Nécessité de vivre, nécessité d’écrire avec Patrick Autréaux

La Voix écrite de Patrick Autréaux vient de paraître aux éditions Verdier.

Écrite par Claudine Galea, la pièce Les Invisibles, « une fable sociale grinçante », sera présentée par le collectif 7 de la région Rhône-Alpes à Gare au Théâtre de Vitry-sur-Seine du 28 février au 4 mars.





C’est un livre de nécessité.
Vous me direz, tous les livres devraient l’être.
Les vrais livres le sont, mais j’entends par là que certains sont incontournables dans cette alchimie curieuse qui agrège, chez quelques écrivains, leur vie et leur écriture.
Patrick Autréaux était médecin urgentiste. Un jour, on lui a diagnostiqué un cancer, de la pire espèce. De soignant, il est devenu soigné, avec ce saut dans le vide où la maladie et le traitement vous jettent du jour au lendemain, sans ménagement, sans aménagement.
Une trilogie Dans la vallée des larmes, Soigner, Se survivre, témoigne de ce parcours. D’autres livres ont suivi, dont un roman, un texte pour la danse et le théâtre. Chez Gallimard puis chez Verdier.

Aujourd’hui le livre qui paraît, La Voix écrite, rend compte de cette venue à la littérature. Un homme y a joué un rôle fondamental. Patrick Autréaux ne le nomme pas, je me permets de le faire, J.-B. Pontalis, parce que cet homme fut un immense psychanalyste, un essayiste et un merveilleux écrivain.
Le lire a été, pour moi, une découverte faite il y a une quinzaine d’années avec Ce temps qui ne passe pas, ensuite j’ai savouré chacun de ses livres. Ce que j’y aimais : l’exactitude de la pensée et, en regard, l’économie de la parole. Ainsi que les confins de ces mondes, analyser et écrire, qui se touchent sans s’annuler.
J.-B. Pontalis a établi des passerelles entre ces deux domaines que plus personne n’ignore. Dans les séminaires de psychanalyse, la littérature est convoquée. Dans les livres, la psychanalyse n’est plus révoquée.
Pontalis fut l’éditeur de Patrick Autréaux, et, à ses débuts, son mentor.

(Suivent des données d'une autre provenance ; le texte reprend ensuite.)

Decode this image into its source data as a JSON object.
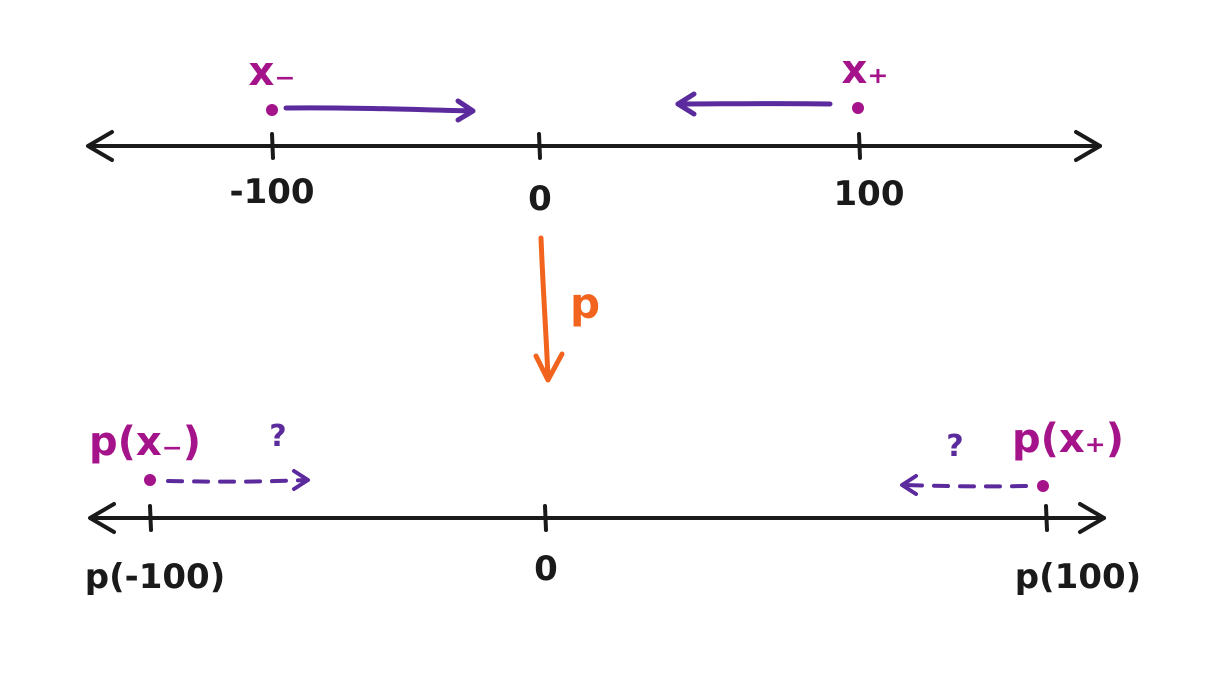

L’auteur de La Voix écrite le raconte très finement, avec humour, sans verser dans la vénération, et même en prenant ses distances. Bref, avec l’affection d’un écrivain qui s’est affranchi de son maître, tout en reconnaissant ce qu’il lui doit.
Tissée à cette relation, on en découvre une autre, la relation-narration de la vie même, maladie, guérison, abandon de la médecine pour la littérature, voyages, amour, transformation de l’écriture de survivance en écriture de nécessité, une nécessité littéraire, ce qui fait de vous, dans le temps, un écrivain.
« Être un survivant donne la fâcheuse tendance à se croire investi d’une mission de sauveteur. Ne pas m’arrêter, aller plus loin », écrit Patrick Autréaux et il se souvient de Pontalis lui disant : « Écris mais ne t’enferme pas. »
La Voix écrite est le témoignage de cette mue, de cette transformation d’identité, et des doutes mêmes qu’engendre la littérature lorsqu’elle reste intimement soudée à ce qui l’a fait naître, écrire pour explorer la part sourde, cachée, profonde, la part obscure, secrète de l’humain. Il y a en littérature quelque chose qui non seulement précède mais accompagne les mots, c’est le silence, ce territoire où les mots s’avancent non pour le ravager mais pour en exaucer les vœux.
À la phrase de J.-B. Pontalis « le silence est la condition de la parole », Patrick Autréaux répond : « Le livre est la possibilité de parler en étant silencieux. »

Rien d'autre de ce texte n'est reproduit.